Holy cow -- common sense in a USA TODAY editorial:

Despite significant gains in the past three decades, women working full time still receive only 77 cents for every dollar earned by men. That's not debatable, but why the gap persists and what to do about it are.

The National Committee on Pay Equity, a coalition of women's and labor groups, sees it largely as a matter of discrimination. The committee urges women to participate in "Equal Pay Day," ask businesses to audit themselves, form "WAGE clubs" to lobby on the issue and complain to members of Congress.

 

None of this is likely to make much difference.

 

While some women have undeniably suffered pay discrimination in the workplace, and remaining instances warrant harsh legal remedies, bias is just one piece of a much larger puzzle.

 

For starters, the gap is not as bad as it might sound.

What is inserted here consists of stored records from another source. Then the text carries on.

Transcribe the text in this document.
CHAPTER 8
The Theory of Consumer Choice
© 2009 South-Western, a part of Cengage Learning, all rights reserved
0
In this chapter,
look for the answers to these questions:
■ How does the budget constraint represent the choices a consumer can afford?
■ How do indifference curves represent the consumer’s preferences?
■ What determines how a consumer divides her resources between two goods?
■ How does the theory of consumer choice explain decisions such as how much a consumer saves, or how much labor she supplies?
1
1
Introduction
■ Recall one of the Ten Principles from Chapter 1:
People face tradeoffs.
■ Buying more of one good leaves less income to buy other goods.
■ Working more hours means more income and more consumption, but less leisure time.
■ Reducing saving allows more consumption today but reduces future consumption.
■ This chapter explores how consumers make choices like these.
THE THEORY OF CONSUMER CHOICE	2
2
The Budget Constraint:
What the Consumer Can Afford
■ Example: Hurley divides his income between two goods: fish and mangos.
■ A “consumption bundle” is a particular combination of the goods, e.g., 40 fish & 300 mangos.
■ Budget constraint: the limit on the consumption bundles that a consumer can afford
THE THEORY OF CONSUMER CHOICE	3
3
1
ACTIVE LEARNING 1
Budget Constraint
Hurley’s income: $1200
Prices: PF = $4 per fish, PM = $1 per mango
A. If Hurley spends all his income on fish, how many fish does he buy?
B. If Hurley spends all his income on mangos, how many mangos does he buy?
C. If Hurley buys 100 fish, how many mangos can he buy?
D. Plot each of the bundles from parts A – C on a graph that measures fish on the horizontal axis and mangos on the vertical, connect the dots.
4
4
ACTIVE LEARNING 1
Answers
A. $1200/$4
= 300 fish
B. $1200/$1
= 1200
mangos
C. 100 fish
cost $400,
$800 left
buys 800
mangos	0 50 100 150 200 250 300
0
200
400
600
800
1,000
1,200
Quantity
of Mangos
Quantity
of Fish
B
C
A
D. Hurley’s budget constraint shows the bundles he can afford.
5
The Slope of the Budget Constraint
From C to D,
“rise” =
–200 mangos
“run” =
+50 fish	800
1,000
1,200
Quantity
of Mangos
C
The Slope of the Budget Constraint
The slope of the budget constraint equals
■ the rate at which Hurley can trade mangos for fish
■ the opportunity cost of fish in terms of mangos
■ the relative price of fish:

It refers to overall earnings by gender, not pay for people doing the same job.

 

The fact is, women's career choices have more to do with the pay difference than does discrimination.

As usual, the paper tries to undercut its own argument by presenting the opposing view from the National Committee on Pay Equity, which believes:

Historical discrimination. In centuries past, women were recruited for occupations (e.g. librarian) in part because they could be paid less. In decades past, it was thought that men worked to support a family while women worked for pin money. Old attitudes are built into wage structures and die hard.

Well, in the past, men did work to support a family, and women didn't. It might look like discrimination from today's perspective, but back then, it was just the way things were. Men and women had different roles.